Palavras – chave: turismo; órgãos de repressão; carnaval; cassino; ideologia.





Resumen
El objetivo de este estudio es comprender como la dictadura getulista incorpora y trabaja la cuestión del turismo en el “Estado Nuevo” y recupera la verdadera historiografía del turismo nacional. En ese escenario surgen figuras como Alzira Vargas hija y asistente de gabinete del Presidente de la República, el actor Procópio Ferreira y el alcalde de la ciudad de Poços de Caldas, Francisco de Assis Figueiredo arreglando estrategias para que el turismo se vuelva en Política de Estado. En otro, el picadero de los órganos de seguridad, el Departamento de Propaganda - DP coordinado por Lourival Fontes y - Servicios de Averiguaciones Políticos y Sociales – SIPS coordinado por Filinto Strubing Müller, que se unen y adoptan el turismo como más una forma de control ideológico del Estado.
Palabras - clave: turismo; órganos de represión; carnaval; casino; ideología.






INTRODUÇÃO



O aparelho de Estado decorrente de um processo de ditadura militar fascista impõe à sociedade uma forma autoritária de ver o mundo, exigindo que os interesses do Capital sejam preservados, apesar de sua crise inerente de adaptação e readaptação na busca incessante de acumulação da mais-valia. Sim, o Capital se revigora e se mantêm no processo dialético de sua globalização imperialista histórica, configurando-se em vários e diferentes processos fundidos numa crise da sociedade contemporânea que persiste e é explicitada pelo mundo do trabalho.
As crises são pontuais e ocorrem explicitadas por meio de golpes de Estado, que muitas vezes levam às verdadeiras tragédias que passam a ser comédia, mas sempre, engrossando de forma plena os populismos fascistas e ou de tonalidade liberal positivista. E neste caso, o governo de Getúlio Vargas assim se encaixa, trazendo para o país avanços em todos os campos de desenvolvimento, à custa da censura, autoritarismo nacionalista, repressão, tortura e exílio.
Com isso, afirmamos que a Ditadura getulista necessitava criar um instrumento que firmasse uma determinada ideologia capaz de garantir ao Estado, apoio político e lhe desse poder de persuasão dentro das classes populares, pois;

A ideologia do sistema social estabelecido se afirma violentamente em todos os níveis, do mais grosseiro ao mais refinado. De fato, os vários níveis do discurso ideológico se intercomunicam de várias maneiras. Podemos recordar neste contexto que alguns dos mais célebres intelectuais do pós-guerra declararam em seus livros e estudos acadêmicos que a distinção “antiquada” entre esquerda e direita políticas não fazia sentido nenhum em nossas sociedades “avançadas”. Sabe-se muito bem que essa idéia tem sido avidamente acolhida pelos manipuladores da opinião pública e amplamente difundida com o auxílio de nossas instituições culturais, a serviço de determinados interesses e valores ideológicos. Graças a tal comunicação entre o “sofisticado” e o “vulgar”, tornou-se comum chamar os representantes da direita de “moderados”, enquanto aqueles da esquerda eram designados como “extremistas”, “fanáticos”, “dogmáticos” e coisas similares.

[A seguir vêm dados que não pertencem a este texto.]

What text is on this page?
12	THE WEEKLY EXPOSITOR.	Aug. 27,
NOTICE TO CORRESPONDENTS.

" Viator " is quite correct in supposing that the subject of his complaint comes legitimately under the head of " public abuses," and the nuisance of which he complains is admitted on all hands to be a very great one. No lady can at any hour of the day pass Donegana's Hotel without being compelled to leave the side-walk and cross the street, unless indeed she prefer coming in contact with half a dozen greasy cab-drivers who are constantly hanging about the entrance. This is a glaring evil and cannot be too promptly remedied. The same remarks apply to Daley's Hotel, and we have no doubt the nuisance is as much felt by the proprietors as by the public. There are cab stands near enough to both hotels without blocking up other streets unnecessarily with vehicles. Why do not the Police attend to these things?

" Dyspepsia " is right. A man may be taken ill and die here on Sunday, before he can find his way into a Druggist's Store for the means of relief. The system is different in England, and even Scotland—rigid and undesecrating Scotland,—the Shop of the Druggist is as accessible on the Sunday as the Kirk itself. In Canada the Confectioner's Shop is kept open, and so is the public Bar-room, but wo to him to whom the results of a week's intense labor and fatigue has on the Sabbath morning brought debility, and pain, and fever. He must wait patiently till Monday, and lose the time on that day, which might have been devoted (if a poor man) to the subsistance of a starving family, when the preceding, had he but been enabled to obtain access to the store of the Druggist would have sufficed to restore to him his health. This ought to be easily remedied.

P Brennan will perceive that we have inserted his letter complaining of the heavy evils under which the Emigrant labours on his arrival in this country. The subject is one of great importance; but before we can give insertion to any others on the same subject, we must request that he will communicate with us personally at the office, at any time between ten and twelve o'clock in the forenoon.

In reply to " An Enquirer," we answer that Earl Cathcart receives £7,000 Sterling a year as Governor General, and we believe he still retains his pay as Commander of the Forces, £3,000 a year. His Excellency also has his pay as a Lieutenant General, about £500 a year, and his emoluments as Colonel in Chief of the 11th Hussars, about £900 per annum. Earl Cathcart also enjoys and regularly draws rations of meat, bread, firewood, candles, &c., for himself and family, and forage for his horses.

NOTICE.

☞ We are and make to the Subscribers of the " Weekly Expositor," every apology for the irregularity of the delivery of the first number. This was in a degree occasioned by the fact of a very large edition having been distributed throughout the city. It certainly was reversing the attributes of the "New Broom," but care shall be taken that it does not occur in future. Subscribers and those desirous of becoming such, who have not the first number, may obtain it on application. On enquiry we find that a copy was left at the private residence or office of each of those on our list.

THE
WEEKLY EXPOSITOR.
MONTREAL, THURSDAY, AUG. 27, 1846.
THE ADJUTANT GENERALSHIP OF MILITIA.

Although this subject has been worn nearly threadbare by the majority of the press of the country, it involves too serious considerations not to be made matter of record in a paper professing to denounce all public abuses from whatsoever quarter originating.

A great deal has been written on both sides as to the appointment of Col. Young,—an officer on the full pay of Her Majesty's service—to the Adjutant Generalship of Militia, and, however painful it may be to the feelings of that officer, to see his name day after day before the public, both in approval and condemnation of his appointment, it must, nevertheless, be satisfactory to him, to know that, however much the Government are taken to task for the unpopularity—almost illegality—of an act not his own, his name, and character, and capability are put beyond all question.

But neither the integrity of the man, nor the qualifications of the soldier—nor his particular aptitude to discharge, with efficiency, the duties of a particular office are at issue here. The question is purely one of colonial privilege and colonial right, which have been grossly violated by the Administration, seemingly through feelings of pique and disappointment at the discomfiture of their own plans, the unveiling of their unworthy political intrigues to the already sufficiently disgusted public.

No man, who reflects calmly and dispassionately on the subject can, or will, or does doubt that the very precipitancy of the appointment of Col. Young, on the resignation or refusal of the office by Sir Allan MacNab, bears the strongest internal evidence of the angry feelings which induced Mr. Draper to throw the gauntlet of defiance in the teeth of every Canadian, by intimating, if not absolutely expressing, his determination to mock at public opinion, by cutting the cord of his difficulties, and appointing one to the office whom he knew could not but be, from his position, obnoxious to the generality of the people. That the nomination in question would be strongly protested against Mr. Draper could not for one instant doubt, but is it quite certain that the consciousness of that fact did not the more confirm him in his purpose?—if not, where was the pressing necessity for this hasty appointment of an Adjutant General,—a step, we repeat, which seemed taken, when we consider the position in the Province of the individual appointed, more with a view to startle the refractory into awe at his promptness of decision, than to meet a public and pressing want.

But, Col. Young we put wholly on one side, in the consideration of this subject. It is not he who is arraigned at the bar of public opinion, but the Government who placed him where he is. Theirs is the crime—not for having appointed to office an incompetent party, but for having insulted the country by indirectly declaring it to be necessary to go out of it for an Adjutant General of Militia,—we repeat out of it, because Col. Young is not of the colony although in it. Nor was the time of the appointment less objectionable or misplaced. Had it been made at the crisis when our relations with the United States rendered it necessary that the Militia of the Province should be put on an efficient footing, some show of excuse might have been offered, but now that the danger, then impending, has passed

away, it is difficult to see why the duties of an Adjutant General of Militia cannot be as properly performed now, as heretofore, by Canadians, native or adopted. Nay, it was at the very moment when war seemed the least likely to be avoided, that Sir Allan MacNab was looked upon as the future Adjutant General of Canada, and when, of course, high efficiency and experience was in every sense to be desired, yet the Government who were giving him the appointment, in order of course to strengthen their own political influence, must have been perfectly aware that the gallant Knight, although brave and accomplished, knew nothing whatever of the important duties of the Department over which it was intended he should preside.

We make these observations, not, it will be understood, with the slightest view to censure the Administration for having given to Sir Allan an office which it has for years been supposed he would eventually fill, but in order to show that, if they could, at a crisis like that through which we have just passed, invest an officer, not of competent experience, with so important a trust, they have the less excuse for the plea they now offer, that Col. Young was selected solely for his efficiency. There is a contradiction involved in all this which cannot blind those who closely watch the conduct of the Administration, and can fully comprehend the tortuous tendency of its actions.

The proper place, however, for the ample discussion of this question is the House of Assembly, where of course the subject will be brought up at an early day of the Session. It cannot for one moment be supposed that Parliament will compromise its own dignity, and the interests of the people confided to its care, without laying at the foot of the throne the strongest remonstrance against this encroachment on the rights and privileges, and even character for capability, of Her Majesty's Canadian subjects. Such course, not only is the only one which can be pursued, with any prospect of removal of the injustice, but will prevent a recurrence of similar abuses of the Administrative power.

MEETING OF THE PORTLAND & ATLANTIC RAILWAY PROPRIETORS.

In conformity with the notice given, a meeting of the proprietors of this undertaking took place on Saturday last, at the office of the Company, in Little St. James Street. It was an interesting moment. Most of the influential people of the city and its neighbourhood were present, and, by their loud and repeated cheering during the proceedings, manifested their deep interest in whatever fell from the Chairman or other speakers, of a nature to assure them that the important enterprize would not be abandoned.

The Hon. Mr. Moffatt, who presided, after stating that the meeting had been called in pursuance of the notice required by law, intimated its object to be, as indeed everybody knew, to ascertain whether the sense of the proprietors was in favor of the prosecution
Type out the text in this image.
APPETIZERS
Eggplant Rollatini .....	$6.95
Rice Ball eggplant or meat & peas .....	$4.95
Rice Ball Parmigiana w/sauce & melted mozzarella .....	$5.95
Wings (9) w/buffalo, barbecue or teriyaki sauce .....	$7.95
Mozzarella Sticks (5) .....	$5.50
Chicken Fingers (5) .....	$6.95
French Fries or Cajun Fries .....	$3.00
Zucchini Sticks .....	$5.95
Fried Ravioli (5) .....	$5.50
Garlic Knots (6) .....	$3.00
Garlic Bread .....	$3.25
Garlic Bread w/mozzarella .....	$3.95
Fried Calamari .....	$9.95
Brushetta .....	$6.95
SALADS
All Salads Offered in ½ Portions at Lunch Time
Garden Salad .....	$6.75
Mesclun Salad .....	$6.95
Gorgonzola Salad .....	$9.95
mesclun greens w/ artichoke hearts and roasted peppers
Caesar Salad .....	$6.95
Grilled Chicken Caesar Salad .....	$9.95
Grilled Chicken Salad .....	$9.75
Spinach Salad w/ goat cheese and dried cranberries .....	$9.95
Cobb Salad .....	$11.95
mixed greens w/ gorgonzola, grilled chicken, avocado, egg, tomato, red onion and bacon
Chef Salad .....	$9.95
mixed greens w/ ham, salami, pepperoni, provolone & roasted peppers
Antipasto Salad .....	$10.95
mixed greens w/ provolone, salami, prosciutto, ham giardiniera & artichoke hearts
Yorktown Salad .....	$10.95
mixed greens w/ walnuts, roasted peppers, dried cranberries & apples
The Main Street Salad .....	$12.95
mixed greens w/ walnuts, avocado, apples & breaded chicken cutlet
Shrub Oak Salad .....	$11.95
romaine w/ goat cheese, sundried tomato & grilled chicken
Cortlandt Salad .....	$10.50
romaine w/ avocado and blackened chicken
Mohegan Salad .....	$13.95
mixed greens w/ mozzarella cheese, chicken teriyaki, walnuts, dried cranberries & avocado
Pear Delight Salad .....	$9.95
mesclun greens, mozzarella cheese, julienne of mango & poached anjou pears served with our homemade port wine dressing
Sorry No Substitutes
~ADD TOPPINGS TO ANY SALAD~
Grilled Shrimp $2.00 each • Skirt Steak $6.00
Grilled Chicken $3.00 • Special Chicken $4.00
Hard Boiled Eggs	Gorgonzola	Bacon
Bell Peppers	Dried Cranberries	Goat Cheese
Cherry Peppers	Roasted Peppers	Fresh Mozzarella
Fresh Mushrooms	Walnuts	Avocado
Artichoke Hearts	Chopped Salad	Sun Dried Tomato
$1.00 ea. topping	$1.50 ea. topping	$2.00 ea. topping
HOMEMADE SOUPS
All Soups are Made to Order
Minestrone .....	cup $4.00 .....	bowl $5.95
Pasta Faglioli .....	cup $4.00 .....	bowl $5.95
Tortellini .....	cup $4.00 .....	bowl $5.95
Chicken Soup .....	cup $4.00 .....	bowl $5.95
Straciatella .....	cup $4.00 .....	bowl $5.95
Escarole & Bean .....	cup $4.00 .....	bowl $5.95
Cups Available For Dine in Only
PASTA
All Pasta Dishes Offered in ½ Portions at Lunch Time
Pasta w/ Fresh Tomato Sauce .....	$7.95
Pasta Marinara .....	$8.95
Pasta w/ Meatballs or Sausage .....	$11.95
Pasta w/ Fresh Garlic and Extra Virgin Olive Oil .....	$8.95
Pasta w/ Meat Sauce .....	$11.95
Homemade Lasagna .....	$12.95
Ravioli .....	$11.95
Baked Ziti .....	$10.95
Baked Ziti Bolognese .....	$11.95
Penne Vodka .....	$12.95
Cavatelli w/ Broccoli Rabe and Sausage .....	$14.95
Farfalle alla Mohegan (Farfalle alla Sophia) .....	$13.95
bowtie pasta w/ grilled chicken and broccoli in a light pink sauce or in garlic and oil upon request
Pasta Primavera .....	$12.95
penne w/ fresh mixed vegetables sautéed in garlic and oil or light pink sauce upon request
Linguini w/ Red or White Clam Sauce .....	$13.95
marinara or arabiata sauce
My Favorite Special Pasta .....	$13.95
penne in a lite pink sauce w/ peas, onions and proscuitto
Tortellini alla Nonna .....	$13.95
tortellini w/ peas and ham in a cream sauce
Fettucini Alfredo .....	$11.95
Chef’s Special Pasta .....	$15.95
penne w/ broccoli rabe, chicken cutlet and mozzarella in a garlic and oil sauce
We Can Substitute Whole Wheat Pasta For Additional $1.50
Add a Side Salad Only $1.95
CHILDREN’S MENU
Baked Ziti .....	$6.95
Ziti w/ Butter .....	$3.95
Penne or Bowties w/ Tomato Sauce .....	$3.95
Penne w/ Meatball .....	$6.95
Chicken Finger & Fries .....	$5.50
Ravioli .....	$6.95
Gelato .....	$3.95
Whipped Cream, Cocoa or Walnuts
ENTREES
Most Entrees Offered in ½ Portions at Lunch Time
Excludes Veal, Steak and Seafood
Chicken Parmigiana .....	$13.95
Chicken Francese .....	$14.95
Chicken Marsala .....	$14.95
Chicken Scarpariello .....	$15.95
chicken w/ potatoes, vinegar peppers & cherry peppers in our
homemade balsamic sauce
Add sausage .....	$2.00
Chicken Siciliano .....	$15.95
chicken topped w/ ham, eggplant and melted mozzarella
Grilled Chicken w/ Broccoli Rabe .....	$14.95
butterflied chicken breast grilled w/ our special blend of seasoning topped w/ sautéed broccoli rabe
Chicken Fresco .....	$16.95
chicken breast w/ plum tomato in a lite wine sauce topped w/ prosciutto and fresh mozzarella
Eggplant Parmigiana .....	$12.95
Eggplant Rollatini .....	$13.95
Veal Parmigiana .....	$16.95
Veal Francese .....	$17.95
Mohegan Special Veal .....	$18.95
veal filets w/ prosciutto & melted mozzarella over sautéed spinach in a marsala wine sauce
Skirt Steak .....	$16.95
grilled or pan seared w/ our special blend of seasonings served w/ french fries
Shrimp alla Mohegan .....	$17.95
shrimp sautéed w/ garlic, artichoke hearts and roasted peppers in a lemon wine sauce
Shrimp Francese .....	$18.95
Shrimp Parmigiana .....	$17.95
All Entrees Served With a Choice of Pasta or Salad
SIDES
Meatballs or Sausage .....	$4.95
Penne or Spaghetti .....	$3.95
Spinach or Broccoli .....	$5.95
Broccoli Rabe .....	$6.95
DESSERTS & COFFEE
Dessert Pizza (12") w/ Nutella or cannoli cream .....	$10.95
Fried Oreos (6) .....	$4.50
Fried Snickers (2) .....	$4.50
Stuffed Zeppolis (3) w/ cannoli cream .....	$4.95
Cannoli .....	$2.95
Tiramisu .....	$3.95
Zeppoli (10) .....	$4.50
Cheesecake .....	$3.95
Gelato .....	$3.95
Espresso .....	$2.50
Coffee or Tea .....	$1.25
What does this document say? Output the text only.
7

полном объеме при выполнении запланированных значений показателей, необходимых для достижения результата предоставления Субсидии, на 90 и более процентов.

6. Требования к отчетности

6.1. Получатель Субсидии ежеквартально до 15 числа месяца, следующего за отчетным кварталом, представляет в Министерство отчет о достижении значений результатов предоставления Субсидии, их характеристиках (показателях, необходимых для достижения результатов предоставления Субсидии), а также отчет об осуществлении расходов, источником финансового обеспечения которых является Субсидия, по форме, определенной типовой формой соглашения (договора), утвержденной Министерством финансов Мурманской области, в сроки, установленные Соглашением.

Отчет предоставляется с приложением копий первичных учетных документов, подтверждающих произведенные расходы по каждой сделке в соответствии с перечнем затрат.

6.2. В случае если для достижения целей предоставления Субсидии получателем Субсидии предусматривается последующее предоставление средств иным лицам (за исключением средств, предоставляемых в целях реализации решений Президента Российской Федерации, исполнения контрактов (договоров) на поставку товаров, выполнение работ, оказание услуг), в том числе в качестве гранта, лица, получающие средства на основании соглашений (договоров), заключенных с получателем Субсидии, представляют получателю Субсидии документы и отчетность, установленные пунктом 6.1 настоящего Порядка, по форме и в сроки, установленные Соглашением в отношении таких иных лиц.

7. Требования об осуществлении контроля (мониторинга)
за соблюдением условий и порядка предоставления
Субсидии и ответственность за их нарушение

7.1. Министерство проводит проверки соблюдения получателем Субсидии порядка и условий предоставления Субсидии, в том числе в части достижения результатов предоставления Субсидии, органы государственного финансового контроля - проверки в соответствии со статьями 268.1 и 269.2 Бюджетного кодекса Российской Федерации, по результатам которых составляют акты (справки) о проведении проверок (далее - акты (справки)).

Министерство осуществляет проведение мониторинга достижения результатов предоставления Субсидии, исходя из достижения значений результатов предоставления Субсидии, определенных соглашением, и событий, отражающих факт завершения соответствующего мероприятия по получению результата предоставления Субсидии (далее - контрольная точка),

O Estado Getulista necessita após a implantação da ditadura, dizer para que e por que dominou o aparelho de Estado e escolher quem serão seus interlocutores principais. Para isso, cria em 1939 o Departamento de Imprensa e Propaganda – DIP, como instrumento capaz de centralizar e direcionar a ideologia do “Estado Novo” junto à população em geral e aos trabalhadores em particular.
E graças à atuação “insolente” de bastidor e própria da juventude da época a filha de Getúlio, Alzira Vargas consegue impor a criação da Divisão de Turismo como uma preocupação do “Estado Novo”, cujo objetivo seria:

[...] organizar e fiscalizar os serviços turísticos internos e externos [...] De acordo com o regimento do DIP, a divisão deveria organizar planos de propaganda no exterior e executá-los, organizar fichários e cadastro de informações turísticas, corresponder-se com outras organizações no plano internacional, organizar e divulgar material de propaganda turística sobre o país.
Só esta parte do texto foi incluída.